En 1983, Barry Slauenwhite a quitté le pastorat pour rejoindre Compassion Canada, un ministère mondial œuvrant à l'étranger, aux côtés d'autres églises, pour sortir les enfants de la pauvreté. Dix ans plus tard, il en est devenu le président-directeur général, poste qu'il occupe maintenant depuis 25 ans et dont il prendra sa retraite en octobre prochain.
C’est au cours d’une rencontre avec la directrice nationale de Compassion Mexico que Slauenwhite comprit la direction qu’il allait prendre avec son ministère. Cette femme l’a incité à regarder les pauvres comme Dieu les voit.
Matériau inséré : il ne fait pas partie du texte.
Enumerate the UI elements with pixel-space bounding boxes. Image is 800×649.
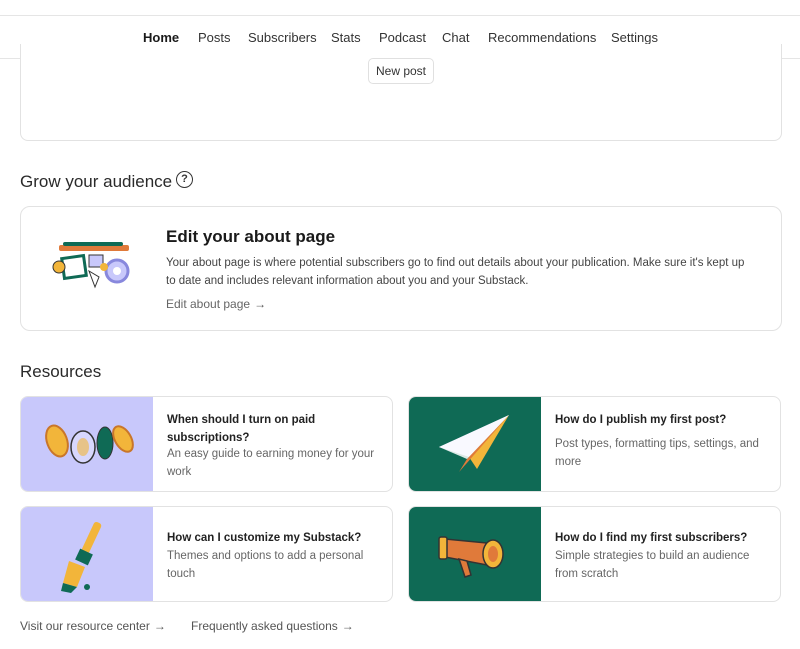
resource-card-description: Themes and options to add a personal tou… — [167, 550, 364, 580]
arrow-right-icon: → — [341, 619, 354, 633]
resource-card-first-subscribers[interactable]: How do I find my first subscribers? Simp… — [408, 506, 781, 602]
about-page-card[interactable]: Edit your about page Your about page is … — [20, 206, 782, 331]
resource-card-publish-first-post[interactable]: How do I publish my first post? Post typ… — [408, 396, 781, 492]
paper-plane-icon — [439, 415, 509, 472]
resource-card-title: How do I publish my first post? — [555, 414, 727, 426]
resource-card-customize[interactable]: How can I customize my Substack? Themes … — [20, 506, 393, 602]
resource-center-link[interactable]: Visit our resource center → — [20, 619, 166, 633]
arrow-right-icon: → — [153, 619, 166, 633]
faq-link[interactable]: Frequently asked questions → — [191, 619, 354, 633]
resource-card-paid-subscriptions[interactable]: When should I turn on paid subscriptions… — [20, 396, 393, 492]
resource-card-description: An easy guide to earning money for your … — [167, 448, 375, 478]
resources-title: Resources — [20, 362, 102, 381]
resource-thumb — [409, 507, 541, 601]
edit-about-page-link[interactable]: Edit about page → — [166, 297, 266, 311]
edit-about-page-label: Edit about page — [166, 297, 251, 311]
about-card-description: Your about page is where potential subsc… — [166, 257, 745, 287]
resource-thumb — [409, 397, 541, 491]
edit-page-illustration-icon — [52, 242, 130, 289]
resource-thumb — [21, 397, 153, 491]
faq-label: Frequently asked questions — [191, 619, 338, 633]
top-strip — [0, 0, 800, 16]
resource-card-title: How do I find my first subscribers? — [555, 532, 748, 544]
resource-card-title: How can I customize my Substack? — [167, 532, 362, 544]
resource-card-title: When should I turn on paid subscriptions… — [167, 414, 316, 444]
question-circle-icon[interactable]: ? — [176, 171, 193, 188]
resource-card-description: Simple strategies to build an audience f… — [555, 550, 750, 580]
resource-card-description: Post types, formatting tips, settings, a… — [555, 438, 759, 468]
new-post-button[interactable]: New post — [368, 58, 434, 84]
megaphone-icon — [438, 536, 504, 578]
resource-center-label: Visit our resource center — [20, 619, 150, 633]
grow-audience-title: Grow your audience — [20, 172, 173, 191]
coins-icon — [45, 424, 134, 464]
paintbrush-icon — [61, 521, 102, 593]
resource-thumb — [21, 507, 153, 601]
arrow-right-icon: → — [254, 297, 267, 311]
about-card-title: Edit your about page — [166, 227, 336, 246]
« Elle a pointé son doigt tout près de mon visage », se souvient-il « et elle m’a dit : 'Ne renonce jamais à la vision que Dieu a enfouie au plus profond de ton cœur ». Elle m'a ensuite expliqué qu’en percevant uniquement les pauvres comme manquant de biens matériels, notre approche pour leur venir en aide ne peut pas être efficace. Nous passons à côté de la véritable cause de la pauvreté : une relation brisée et fracturée avec notre Créateur. »
En réponse, Slauenwhite lui a fait une promesse : la mission de Compassion serait, grâce au pouvoir unique de Jésus-Christ, de restaurer la relation entre l’humanité et Dieu. « C'était comme si j’étais sorti de mon corps et que je me trouvais en présence de Dieu. Je me souviens lui avoir dit, comme en face de Dieu lui-même : « Vous pouvez compter sur moi. Je n’abandonnerai jamais le Christ. » Voilà pourquoi, pendant 35 ans, telle a été ma mission : veiller à ce que le Christ soit la pierre angulaire de toutes les actions mises en place pour aider les pauvres. »
On ne peut nier les progrès accomplis par les organismes humanitaires depuis les années 90 dans la quête de leur objectif commun : mettre fin à la grande pauvreté mondiale d'ici 2030. Mais, ces dernières années, ces avancées ont considérablement ralenti, la faute à la guerre en Syrie et à la surpopulation en Afrique subsaharienne.
« Au cours des 25 dernières années, plus d’un milliard de personnes sont sorties de la pauvreté, avec le taux mondial actuel le plus bas de toute l’Histoire. C'est l'un des plus grands accomplissements de notre époque », a déclaré Jim Yong Kim, président du Groupe de la Banque mondiale, au journal The Guardian en septembre dernier.
« Mais si nous voulons vaincre la pauvreté d’ici 2030, nous devons nous investir bien davantage, en particulier dans l’accroissement du capital humain. C’est ce qui nous permettra de favoriser la croissance inclusive et d’aider les populations plus touchées à sortir de la grande pauvreté. Pour eux, nous n’avons pas le droit d’échouer. »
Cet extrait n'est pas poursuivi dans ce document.